I wanted to write something deeper, more well thought out but kept stumbling with what I wanted to say so am just going to write from the heart. As relatively new Army, and a much, much older Army, sometimes I feel I have to justify when I discovered BTS, like I am penalized for not having found them earlier. Sometimes, but rarely I believe, people come into your life that make you shine. They make you feel more loving and giving, towards yourself and others. They make you feel joyful and euphoric and good about yourself and your world. That is what BTS did for me. I honestly can’t pinpoint when I started discovering BTS and I have tried many times. The best I can do is to say I was aware of them because of their several appearances on various American television shows and award shows for a couple of years. But it wasn’t until they appeared on a show in the spring of 2019 that I remember watching them perform Boy with Luv and was just mesmerized by their dancing. Then I will see something from 2018 and remember that I watched it, or even 2017 so I must have been more aware than I realize. Still, I didn’t really connect in a deeper way for a while so I don’t know how it happened exactly. Most of 2019 was spent with some physical pain and that’s where my focus was but all I know is that by New Year’s Eve, somewhere along the line I must have been following them more closely because when they appeared on the Rockin’ New Year’s Eve program, I recall being so proud at how they looked compared to the other performers. Class and style and charm oozed out of them and I watched them like I had known them for years. Somewhere along the line they had crept into my heart and consciousness without me even being aware of it. From that point forward I had begun the descent into the famous rabbit hole and have never once looked back. Since I didn’t know a soul who had even heard of them I had to crawl around the Internet for a few months until I found Weverse and You Tube videos and people on Twitter devoted to BTS so I opened a new account where I felt safe to share my adoration of these seven young men. I even started watching TikTok videos of them. Now every free moment is spent devoted to them. Like everyone says over and over, you find them when you need them most. Or I like to think they found me. Most definitely when I needed them most.
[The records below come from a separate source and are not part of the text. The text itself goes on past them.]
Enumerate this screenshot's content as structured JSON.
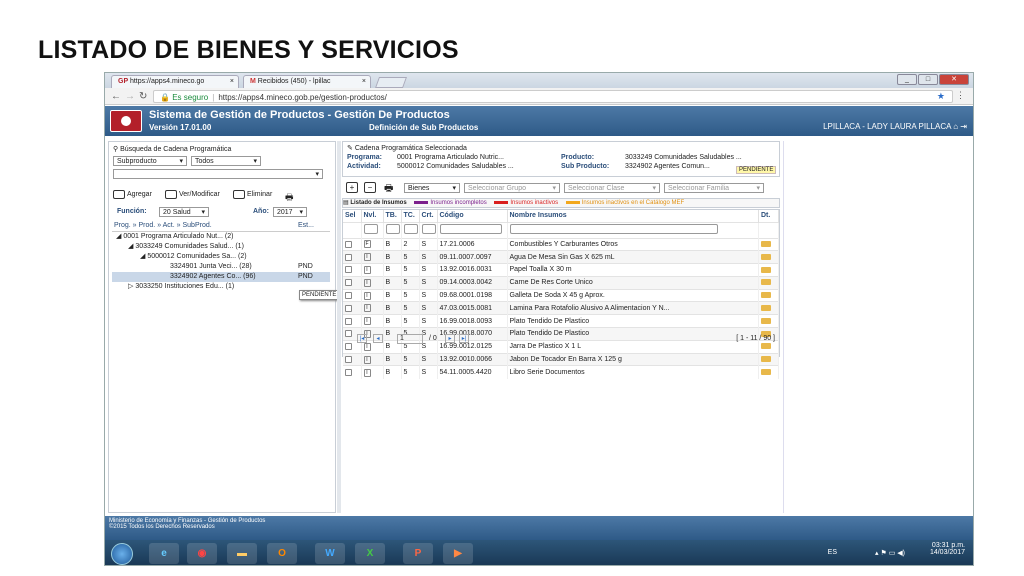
{
  "slide_title": "LISTADO DE BIENES Y SERVICIOS",
  "browser": {
    "tab1": "https://apps4.mineco.go",
    "tab2": "Recibidos (450) - lpillac",
    "tab_close": "×",
    "secure_label": "Es seguro",
    "url": "https://apps4.mineco.gob.pe/gestion-productos/"
  },
  "app": {
    "title": "Sistema de Gestión de Productos - Gestión De Productos",
    "version": "Versión 17.01.00",
    "subtitle": "Definición de Sub Productos",
    "user": "LPILLACA - LADY LAURA PILLACA"
  },
  "left": {
    "search_heading": "Búsqueda de Cadena Programática",
    "filter1": "Subproducto",
    "filter2": "Todos",
    "btn_add": "Agregar",
    "btn_view": "Ver/Modificar",
    "btn_delete": "Eliminar",
    "funcion_label": "Función:",
    "funcion_value": "20 Salud",
    "anio_label": "Año:",
    "anio_value": "2017",
    "tree_col1": "Prog. » Prod. » Act. » SubProd.",
    "tree_col2": "Est...",
    "tree": [
      {
        "text": "◢  0001 Programa Articulado Nut... (2)",
        "status": ""
      },
      {
        "text": "◢  3033249 Comunidades Salud... (1)",
        "status": ""
      },
      {
        "text": "◢  5000012 Comunidades Sa... (2)",
        "status": ""
      },
      {
        "text": "3324901 Junta Veci... (28)",
        "status": "PND"
      },
      {
        "text": "3324902 Agentes Co... (96)",
        "status": "PND"
      },
      {
        "text": "▷  3033250 Instituciones Edu... (1)",
        "status": ""
      }
    ],
    "tooltip": "PENDIENTE"
  },
  "cadena": {
    "heading": "Cadena Programática Seleccionada",
    "programa_label": "Programa:",
    "programa_value": "0001 Programa Articulado Nutric...",
    "producto_label": "Producto:",
    "producto_value": "3033249 Comunidades Saludables ...",
    "actividad_label": "Actividad:",
    "actividad_value": "5000012 Comunidades Saludables ...",
    "subproducto_label": "Sub Producto:",
    "subproducto_value": "3324902 Agentes Comun...",
    "badge": "PENDIENTE"
  },
  "toolbar": {
    "type_select": "Bienes",
    "grupo_placeholder": "Seleccionar Grupo",
    "clase_placeholder": "Seleccionar Clase",
    "familia_placeholder": "Seleccionar Familia"
  },
  "legend": {
    "title": "Listado de Insumos",
    "item1": "Insumos incompletos",
    "item2": "Insumos inactivos",
    "item3": "Insumos inactivos en el Catálogo MEF",
    "color1": "#7b1f8c",
    "color2": "#d91f1f",
    "color3": "#f2a81d"
  },
  "grid": {
    "columns": [
      "Sel",
      "Nvl.",
      "TB.",
      "TC.",
      "Crt.",
      "Código",
      "Nombre Insumos",
      "Dt."
    ],
    "rows": [
      {
        "nvl": "F",
        "tb": "B",
        "tc": "2",
        "crt": "S",
        "codigo": "17.21.0006",
        "nombre": "Combustibles Y Carburantes Otros"
      },
      {
        "nvl": "I",
        "tb": "B",
        "tc": "5",
        "crt": "S",
        "codigo": "09.11.0007.0097",
        "nombre": "Agua De Mesa Sin Gas X 625 mL"
      },
      {
        "nvl": "I",
        "tb": "B",
        "tc": "5",
        "crt": "S",
        "codigo": "13.92.0016.0031",
        "nombre": "Papel Toalla X 30 m"
      },
      {
        "nvl": "I",
        "tb": "B",
        "tc": "5",
        "crt": "S",
        "codigo": "09.14.0003.0042",
        "nombre": "Carne De Res Corte Unico"
      },
      {
        "nvl": "I",
        "tb": "B",
        "tc": "5",
        "crt": "S",
        "codigo": "09.68.0001.0198",
        "nombre": "Galleta De Soda X 45 g Aprox."
      },
      {
        "nvl": "I",
        "tb": "B",
        "tc": "5",
        "crt": "S",
        "codigo": "47.03.0015.0081",
        "nombre": "Lamina Para Rotafolio Alusivo A Alimentacion Y N..."
      },
      {
        "nvl": "I",
        "tb": "B",
        "tc": "5",
        "crt": "S",
        "codigo": "16.99.0018.0093",
        "nombre": "Plato Tendido De Plastico"
      },
      {
        "nvl": "I",
        "tb": "B",
        "tc": "5",
        "crt": "S",
        "codigo": "16.99.0018.0070",
        "nombre": "Plato Tendido De Plastico"
      },
      {
        "nvl": "I",
        "tb": "B",
        "tc": "5",
        "crt": "S",
        "codigo": "16.99.0012.0125",
        "nombre": "Jarra De Plastico X 1 L"
      },
      {
        "nvl": "I",
        "tb": "B",
        "tc": "5",
        "crt": "S",
        "codigo": "13.92.0010.0066",
        "nombre": "Jabon De Tocador En Barra X 125 g"
      },
      {
        "nvl": "I",
        "tb": "B",
        "tc": "5",
        "crt": "S",
        "codigo": "54.11.0005.4420",
        "nombre": "Libro Serie Documentos"
      }
    ],
    "page_value": "1",
    "page_total": "/ 0",
    "range": "[ 1 - 11 / 90 ]"
  },
  "footer": {
    "line1": "Ministerio de Economía y Finanzas - Gestión de Productos",
    "line2": "©2015 Todos los Derechos Reservados"
  },
  "taskbar": {
    "lang": "ES",
    "time": "03:31 p.m.",
    "date": "14/03/2017"
  }
}
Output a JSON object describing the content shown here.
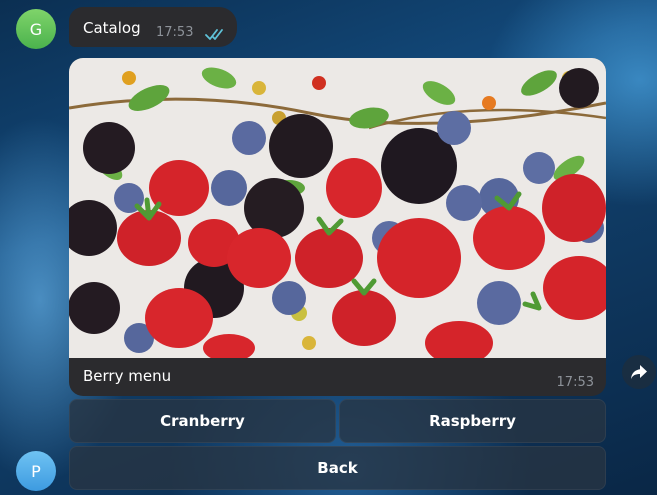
{
  "chat": {
    "sender_avatar_letter": "G",
    "user_avatar_letter": "P",
    "message_text": "Catalog",
    "message_time": "17:53",
    "media_caption": "Berry menu",
    "media_time": "17:53"
  },
  "keyboard": {
    "row1": [
      "Cranberry",
      "Raspberry"
    ],
    "back": "Back"
  },
  "icons": {
    "read_ticks": "double-check-icon",
    "share": "share-arrow-icon"
  },
  "colors": {
    "bubble": "#2b2b2e",
    "ticks": "#5fc2d8",
    "sender_avatar": "#5cbf52",
    "user_avatar": "#4aa8e8"
  }
}
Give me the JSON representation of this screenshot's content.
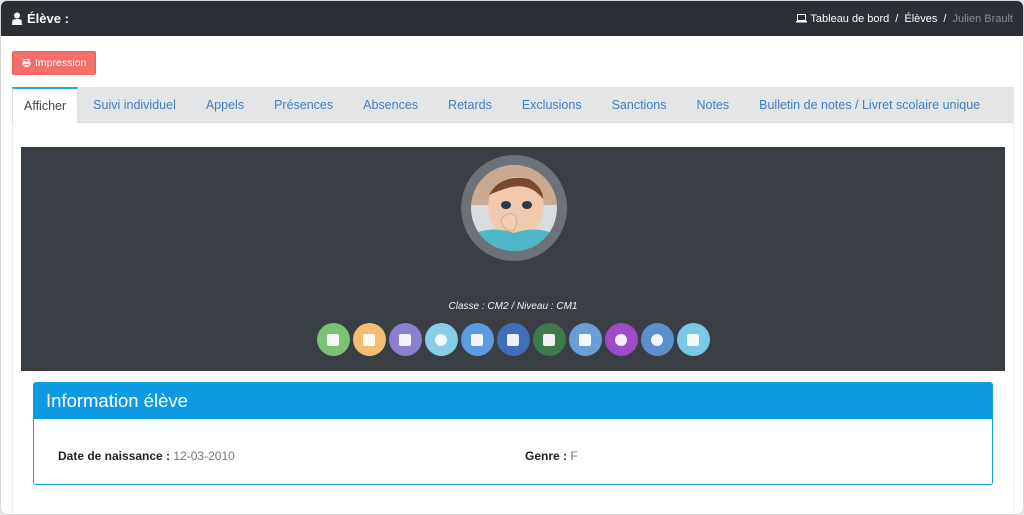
{
  "header": {
    "title": "Élève :",
    "breadcrumb": [
      "Tableau de bord",
      "Élèves",
      "Julien Brault"
    ]
  },
  "toolbar": {
    "print_label": "Impression"
  },
  "tabs": [
    {
      "label": "Afficher",
      "active": true
    },
    {
      "label": "Suivi individuel"
    },
    {
      "label": "Appels"
    },
    {
      "label": "Présences"
    },
    {
      "label": "Absences"
    },
    {
      "label": "Retards"
    },
    {
      "label": "Exclusions"
    },
    {
      "label": "Sanctions"
    },
    {
      "label": "Notes"
    },
    {
      "label": "Bulletin de notes / Livret scolaire unique"
    }
  ],
  "profile": {
    "classe_text": "Classe : CM2 / Niveau : CM1",
    "action_buttons": [
      {
        "icon": "check-square-icon",
        "color": "#7bc275"
      },
      {
        "icon": "edit-icon",
        "color": "#f4bd71"
      },
      {
        "icon": "document-icon",
        "color": "#8b7fcf"
      },
      {
        "icon": "user-icon",
        "color": "#86cde6"
      },
      {
        "icon": "flag-icon",
        "color": "#5b9be0"
      },
      {
        "icon": "report-icon",
        "color": "#3f6fb8"
      },
      {
        "icon": "table-icon",
        "color": "#3e7a4b"
      },
      {
        "icon": "calendar-icon",
        "color": "#6a9fd6"
      },
      {
        "icon": "chat-icon",
        "color": "#9d4bc6"
      },
      {
        "icon": "circle-icon",
        "color": "#5a8fcc"
      },
      {
        "icon": "tag-icon",
        "color": "#79c8e6"
      }
    ]
  },
  "info_panel": {
    "title": "Information élève",
    "birth_label": "Date de naissance :",
    "birth_value": "12-03-2010",
    "gender_label": "Genre :",
    "gender_value": "F"
  },
  "colors": {
    "topbar": "#2b2f36",
    "print_button": "#f56f6a",
    "tab_link": "#3f7fc0",
    "hero": "#3a3f46",
    "panel_accent": "#0e9ae3"
  }
}
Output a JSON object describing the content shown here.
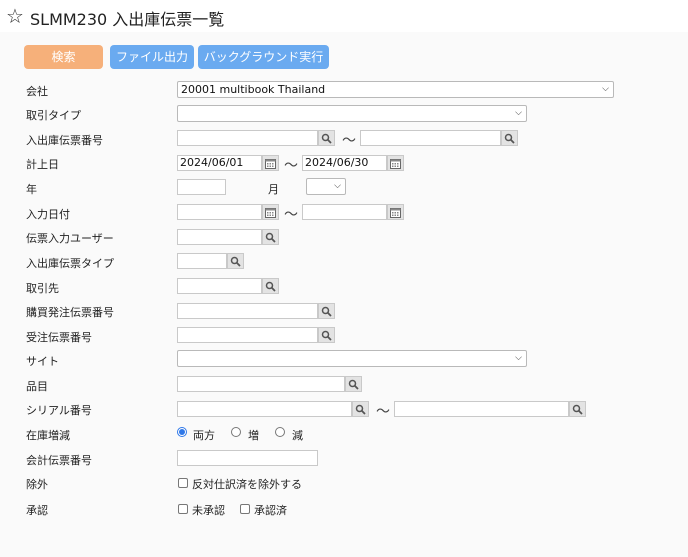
{
  "header": {
    "title": "SLMM230 入出庫伝票一覧"
  },
  "toolbar": {
    "search_label": "検索",
    "file_label": "ファイル出力",
    "bg_label": "バックグラウンド実行"
  },
  "labels": {
    "company": "会社",
    "trade_type": "取引タイプ",
    "voucher_no": "入出庫伝票番号",
    "posting_date": "計上日",
    "year": "年",
    "month": "月",
    "input_date": "入力日付",
    "input_user": "伝票入力ユーザー",
    "voucher_type": "入出庫伝票タイプ",
    "partner": "取引先",
    "po_no": "購買発注伝票番号",
    "so_no": "受注伝票番号",
    "site": "サイト",
    "item": "品目",
    "serial_no": "シリアル番号",
    "stock_change": "在庫増減",
    "acct_voucher": "会計伝票番号",
    "exclusion": "除外",
    "approval": "承認"
  },
  "fields": {
    "company_value": "20001 multibook Thailand",
    "posting_from": "2024/06/01",
    "posting_to": "2024/06/30"
  },
  "tilde": "〜",
  "radios": {
    "both": "両方",
    "increase": "増",
    "decrease": "減"
  },
  "checks": {
    "exclude_reversal": "反対仕訳済を除外する",
    "unapproved": "未承認",
    "approved": "承認済"
  }
}
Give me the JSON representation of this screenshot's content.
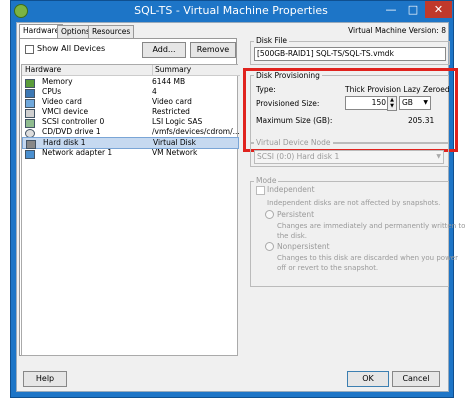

My husband once said to me, “Oh, it’s all just entertainment, isn’t it?” How little does he know. I have an Asian Studies degree so he said it was only fitting that I would be attracted to them, but I think everyone who becomes Army understands without having to put it into words why we become Army and how we feel about them. It is pretty universal. Being part of a like-minded group whose sole mission is to make all their dreams come true and support their every happiness fulfills me in a way I never expected to feel. I am filled with happiness and joy and a profound love for these 7 beautiful people that I most likely will never meet and be able to tell them what they mean to me. Yet somehow I feel they know. I am constantly in awe of their talent, their humility, their laughter, their love for each other and their Army, their flawless inner and outer beauty. They have given me more than I could ever thank them for. I could say so much more but this is my story about how they came into my life. I truly, truly love, respect and admire them for the human beings and extraordinary talents that they are. I truly believe there are no finer human beings on this planet than the members of BTS. I am so proud of them and look up to them so much. They have expanded my heart in ways I never dreamed possible.